Last week, I was in Johannesburg for the Mobile Network Optimization Africa conference, where I spoke on techniques for removing bottlenecks from wireless networks, specifically in the backhaul part of the network. South Africa is interesting in this regard since if you look at the latest Cisco Visual Networking Index (VNI) report from February 1st, South Africa is expected to be one of the leading countries (in a few years) when measuring average mobile network connection speeds, which means the mobile network can handle more data, which is good, but may also mean trouble for congestion within the network.
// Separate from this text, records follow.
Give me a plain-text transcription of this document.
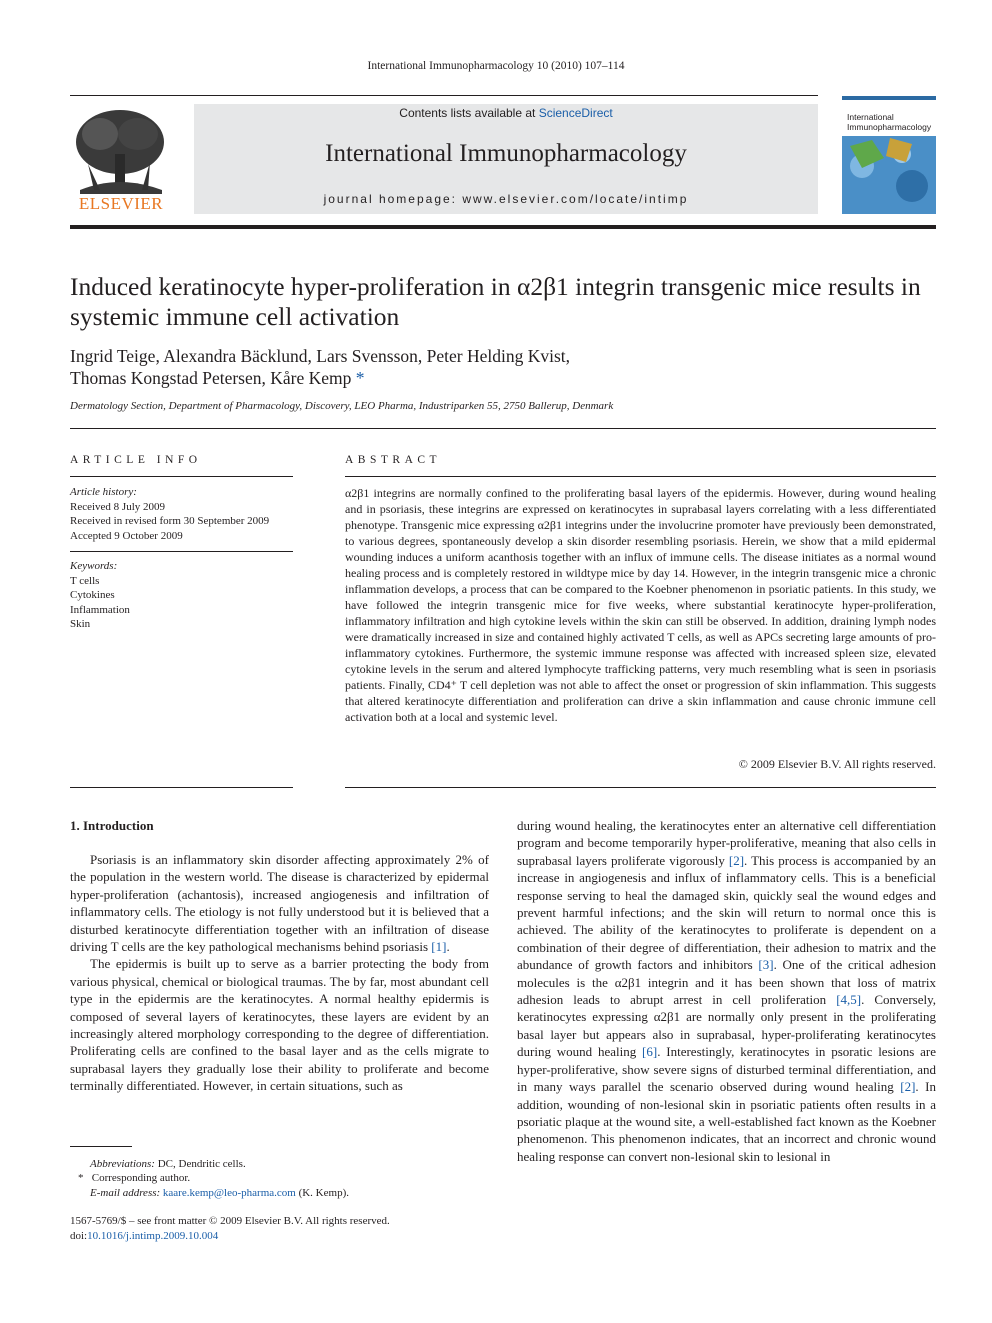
International Immunopharmacology 10 (2010) 107–114
ELSEVIER
Contents lists available at ScienceDirect
International Immunopharmacology
journal homepage: www.elsevier.com/locate/intimp
International
Immunopharmacology
Induced keratinocyte hyper-proliferation in α2β1 integrin transgenic mice results in systemic immune cell activation
Ingrid Teige, Alexandra Bäcklund, Lars Svensson, Peter Helding Kvist,
Thomas Kongstad Petersen, Kåre Kemp *
Dermatology Section, Department of Pharmacology, Discovery, LEO Pharma, Industriparken 55, 2750 Ballerup, Denmark
ARTICLE INFO
Article history:
Received 8 July 2009
Received in revised form 30 September 2009
Accepted 9 October 2009
Keywords:
T cells
Cytokines
Inflammation
Skin
ABSTRACT
α2β1 integrins are normally confined to the proliferating basal layers of the epidermis. However, during wound healing and in psoriasis, these integrins are expressed on keratinocytes in suprabasal layers correlating with a less differentiated phenotype. Transgenic mice expressing α2β1 integrins under the involucrine promoter have previously been demonstrated, to various degrees, spontaneously develop a skin disorder resembling psoriasis. Herein, we show that a mild epidermal wounding induces a uniform acanthosis together with an influx of immune cells. The disease initiates as a normal wound healing process and is completely restored in wildtype mice by day 14. However, in the integrin transgenic mice a chronic inflammation develops, a process that can be compared to the Koebner phenomenon in psoriatic patients. In this study, we have followed the integrin transgenic mice for five weeks, where substantial keratinocyte hyper-proliferation, inflammatory infiltration and high cytokine levels within the skin can still be observed. In addition, draining lymph nodes were dramatically increased in size and contained highly activated T cells, as well as APCs secreting large amounts of pro-inflammatory cytokines. Furthermore, the systemic immune response was affected with increased spleen size, elevated cytokine levels in the serum and altered lymphocyte trafficking patterns, very much resembling what is seen in psoriasis patients. Finally, CD4⁺ T cell depletion was not able to affect the onset or progression of skin inflammation. This suggests that altered keratinocyte differentiation and proliferation can drive a skin inflammation and cause chronic immune cell activation both at a local and systemic level.
© 2009 Elsevier B.V. All rights reserved.
1. Introduction

Psoriasis is an inflammatory skin disorder affecting approximately 2% of the population in the western world. The disease is characterized by epidermal hyper-proliferation (achantosis), increased angiogenesis and infiltration of inflammatory cells. The etiology is not fully understood but it is believed that a disturbed keratinocyte differentiation together with an infiltration of disease driving T cells are the key pathological mechanisms behind psoriasis [1].

The epidermis is built up to serve as a barrier protecting the body from various physical, chemical or biological traumas. The by far, most abundant cell type in the epidermis are the keratinocytes. A normal healthy epidermis is composed of several layers of keratinocytes, these layers are evident by an increasingly altered morphology corresponding to the degree of differentiation. Proliferating cells are confined to the basal layer and as the cells migrate to suprabasal layers they gradually lose their ability to proliferate and become terminally differentiated. However, in certain situations, such as

during wound healing, the keratinocytes enter an alternative cell differentiation program and become temporarily hyper-proliferative, meaning that also cells in suprabasal layers proliferate vigorously [2]. This process is accompanied by an increase in angiogenesis and influx of inflammatory cells. This is a beneficial response serving to heal the damaged skin, quickly seal the wound edges and prevent harmful infections; and the skin will return to normal once this is achieved. The ability of the keratinocytes to proliferate is dependent on a combination of their degree of differentiation, their adhesion to matrix and the abundance of growth factors and inhibitors [3]. One of the critical adhesion molecules is the α2β1 integrin and it has been shown that loss of matrix adhesion leads to abrupt arrest in cell proliferation [4,5]. Conversely, keratinocytes expressing α2β1 are normally only present in the proliferating basal layer but appears also in suprabasal, hyper-proliferating keratinocytes during wound healing [6]. Interestingly, keratinocytes in psoratic lesions are hyper-proliferative, show severe signs of disturbed terminal differentiation, and in many ways parallel the scenario observed during wound healing [2]. In addition, wounding of non-lesional skin in psoriatic patients often results in a psoriatic plaque at the wound site, a well-established fact known as the Koebner phenomenon. This phenomenon indicates, that an incorrect and chronic wound healing response can convert non-lesional skin to lesional in

Abbreviations: DC, Dendritic cells.
* Corresponding author.
E-mail address: kaare.kemp@leo-pharma.com (K. Kemp).
1567-5769/$ – see front matter © 2009 Elsevier B.V. All rights reserved.
doi:10.1016/j.intimp.2009.10.004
The conference was interesting since it looked at optimization of all aspects of the network, from the backhaul part as I mentioned above, to the optimization of the spectrum, optimization of the antennae technologies, optimization of network performance and coverage, load balancing, WiFi offload, and of the new networks such as LTE. Some of the African operators also went over what they are doing. This conference brought me back to my engineering roots since I saw signal decay equations and many, many, many, many network diagrams, all of which thrilled me to no end. In short, it was about optimization, which is obvious, but which wasn’t obvious to me beforehand was how encompassing this word can be.
In short, I learned a lot and I’m glad I attended. All of the techniques discussed in this conference will be required to meet the ever increasing needs of users of the mobile network, and thus the stresses that will be put upon the mobile network.